Flea and Worm Treatments – Are Any of Them Good?
Having pests – including fleas, worms and ticks – attacking your dog and possibly your family is awful. But, finding a way to prevent them can be challenging. While there are lots of products on the market, it does seem like none of them work 100% of the time.
Topical Flea Treatments
These are the most common. They are easy to apply and once they have been absorbed, you don’t have to worry about your family being exposed to the toxins like you do with flea collars.
Like most pests, these common household plagues do adapt to our chemicals. So something that has worked, may stop working. We have found that Frontline doesn’t really work anymore. Personally, for fleas we recommend Advantage or Advantix. For worms, it really depends on the type of worms your dog may have, which you may need to have a vet diagnose. Especially if you suspect heartworms, which need to be treated by a vet.
Oral Flea Treatments
Oral flea treatments have become very popular lately. They are quickly replacing topic flea treatments in terms of sales. This is because brands like Panoramis and Comfortis are said to be 99.9% effective, which is 11.5% more effective than what the topical treatments have been rated as. That’s a big difference! Plus, for many, all they have to do is put a pill in some wet food or a piece of cheese and their dog swallows it. Done! No chance of contamination– your kids can immediately snuggle the dog. Bonus, these orals also prevent/kill worms. Panoramis even prevents heartworm. Nexgard kills ticks and adult fleas.
BUT THERE COULD BE RISKS ASSOCIATED WITH THE ORAL TREATMENTS!
The drugs in these treatments attack the nervous system of the fleas and ticks, causing death. Of course, the question is – how does that affect the dog who is also ingesting them? Is the dosage enough to cause harm?
There have been some scary reports on forums asking for people’s feedback on the different medications. One lady lost her 9 month old puppy after giving her an oral flea medication (Bravecto) 7 weeks prior. She said her vet confirmed it was a reaction to the drug. The dog had been perfectly healthy prior. Another one said her dog went into stage 4 kidney failure (also on Bravecto).

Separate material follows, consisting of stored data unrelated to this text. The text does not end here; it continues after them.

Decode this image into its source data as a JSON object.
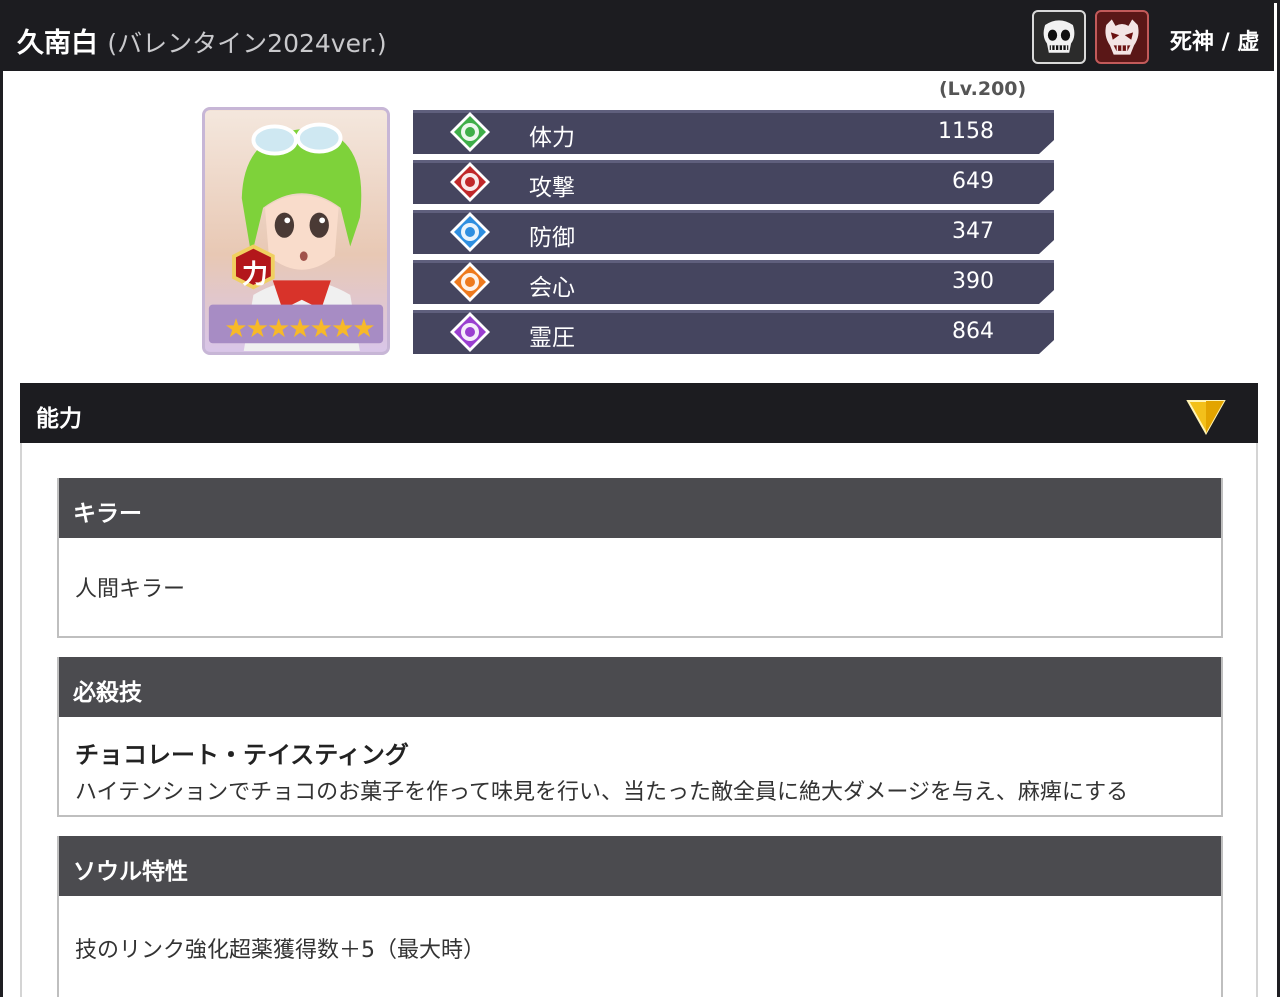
{
  "header": {
    "name": "久南白",
    "variant": "(バレンタイン2024ver.)",
    "affiliation": "死神 / 虚",
    "badge_icons": [
      "skull-mask-icon",
      "hollow-mask-icon"
    ]
  },
  "character": {
    "level": "(Lv.200)",
    "attribute_glyph": "力",
    "stars": "★★★★★★★",
    "stats": [
      {
        "label": "体力",
        "value": "1158",
        "icon": "hp-icon",
        "color": "#3fae49"
      },
      {
        "label": "攻撃",
        "value": "649",
        "icon": "attack-icon",
        "color": "#c0282a"
      },
      {
        "label": "防御",
        "value": "347",
        "icon": "defense-icon",
        "color": "#2f8fe0"
      },
      {
        "label": "会心",
        "value": "390",
        "icon": "critical-icon",
        "color": "#ee7a1e"
      },
      {
        "label": "霊圧",
        "value": "864",
        "icon": "spirit-icon",
        "color": "#9a3fd0"
      }
    ]
  },
  "abilities": {
    "title": "能力",
    "sections": [
      {
        "heading": "キラー",
        "body": "人間キラー"
      },
      {
        "heading": "必殺技",
        "skill_name": "チョコレート・テイスティング",
        "body": "ハイテンションでチョコのお菓子を作って味見を行い、当たった敵全員に絶大ダメージを与え、麻痺にする"
      },
      {
        "heading": "ソウル特性",
        "body": "技のリンク強化超薬獲得数＋5（最大時）"
      }
    ]
  }
}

On the other hand, a March 2014 study published in the journal Parasites & Vectors said they found no serious adverse side effects when Bravecto was given to “healthy dogs at dose rates of up to 281.3 mg/kg on three occasions at 8-week intervals. [The study] did not lead to any treatment-related findings that could be detected through careful clinical observation, clinical pathological evaluation or on gross or microscopic post mortem examination.”

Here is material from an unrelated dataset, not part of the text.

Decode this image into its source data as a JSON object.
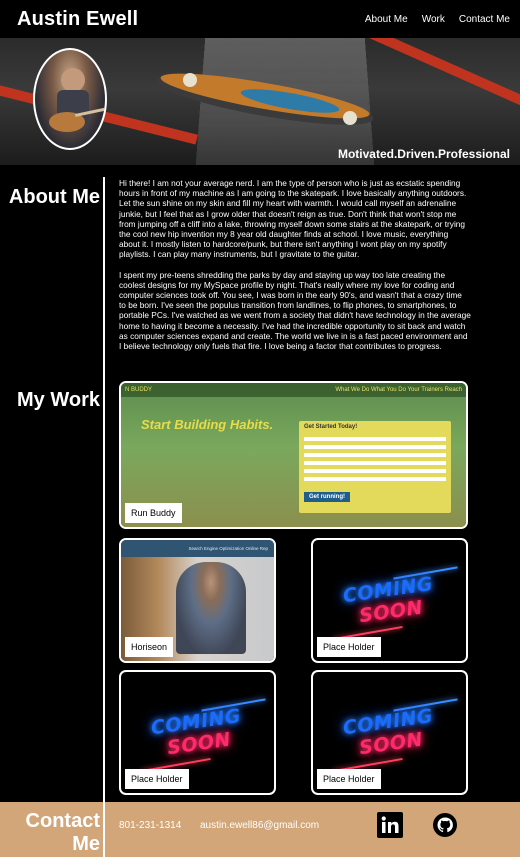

But there are still people who do not feel it’s worth the risk. There are even petitions on Change.org asking that these drugs be removed from the market. While not as severe, there has also been anecdotal evidence of oral medications causing itching and other health problems in some dogs.
Ticks are tricky. Nothing really prevents them 100% of the time. I do have a friend that lives in a bad tick area and he likes the tick collars. While he still finds ticks on his dogs, he says they seem to be more easily removed when the dogs are wearing the collars.
Natural sprays for ticks have been found to be somewhat effective as well. Rose geranium oil (not for cats!) has been known to work. And so do products containing Neem and Eucalyptus oil. However, none of them are 100% either, so you should always check your dog (and yourself!) over after being outside anywhere there are ticks.
This fight against these pests is not any easy one. Definitely noticing an invasion early can help get rid of them faster and reduce the risk that you will end up being plagued as well. A note – If you have carpet and just cannot get rid of your fleas, you may have to replace the carpet. Fleas lay eggs in the carpet and often that is the culprit behind you not being able to break that cycle, even if your dog is covered in flea preventions.
Also with all these treatments use common sense. In the cooler areas of Australia fleas and ticks only come out in the warmer months so I don’t even use these products from Autumn to the end of winter. Same goes for worms. Its recommended to worm your dog every 3 months. If your dogs are relatively worm free and you don’t live in an area where worms can be an issue then you don’t have to be too religious with it.
Heart worm is probably the most life threatening of the worms so best keep up to date with that one. Even so, it is curable these days with long term continued ivomectin treatment.
(Important Notice- There is an Ivermectin intolerance shown by Collie breeds. Collies, Shelties, Border Collies, Old English Sheepdogs and Australian Shepherds have been known to suffer serious side effects and even death due to a genetic defect which allows the toxin to build up in the brain. Even low doses can present an unacceptable risk in susceptible dogs, especially puppies, and should be avoided unless your collie breed dog has tested clear of this defect.)